The free end of the piston rod 61b protrudes from the cylinder body 61a, and may interfere with the hull.
FIGS. 6A and 6B of the drawings show a remote steering system 30 with a single rod cylinder 31. This cylinder 31 includes a body 31a and a piston rod 31b. Only one end of the rod 31b protrudes from the cylinder body 31a, and is connected to the tiller 62 of an outboard motor, which is mounted on the hull A of a boat. Therefore, the rod 31b does not interfere with the hull. Besides, only a small space is necessary for mounting the cylinder 31.

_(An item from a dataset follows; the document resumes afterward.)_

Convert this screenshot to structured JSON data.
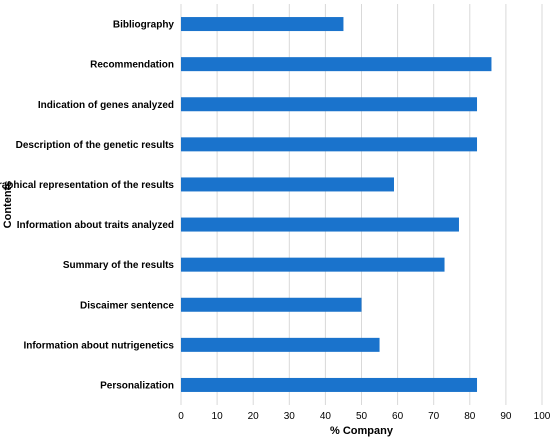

As apparent from FIG. 6B, the amount of pressure oil necessary for moving the piston rod 31b to the right is smaller by the volume of part of the rod than that necessary for moving it to the left. For instance, six revolutions of the steering wheel 40 are necessary for moving the rod 31b over the whole stroke to the left, and three revolutions are necessary for moving it over the whole stroke to the right. Therefore, when the tiller 62 is turned from its neutral position to steer the boat, the rudder angle corresponding to a particular number of revolutions of the wheel 40 which is necessary for steering the boat to the right differs from that corresponding to the same number of revolutions for steering it to the left. Consequently, the operation of the wheel 40 is very difficult and needs skill.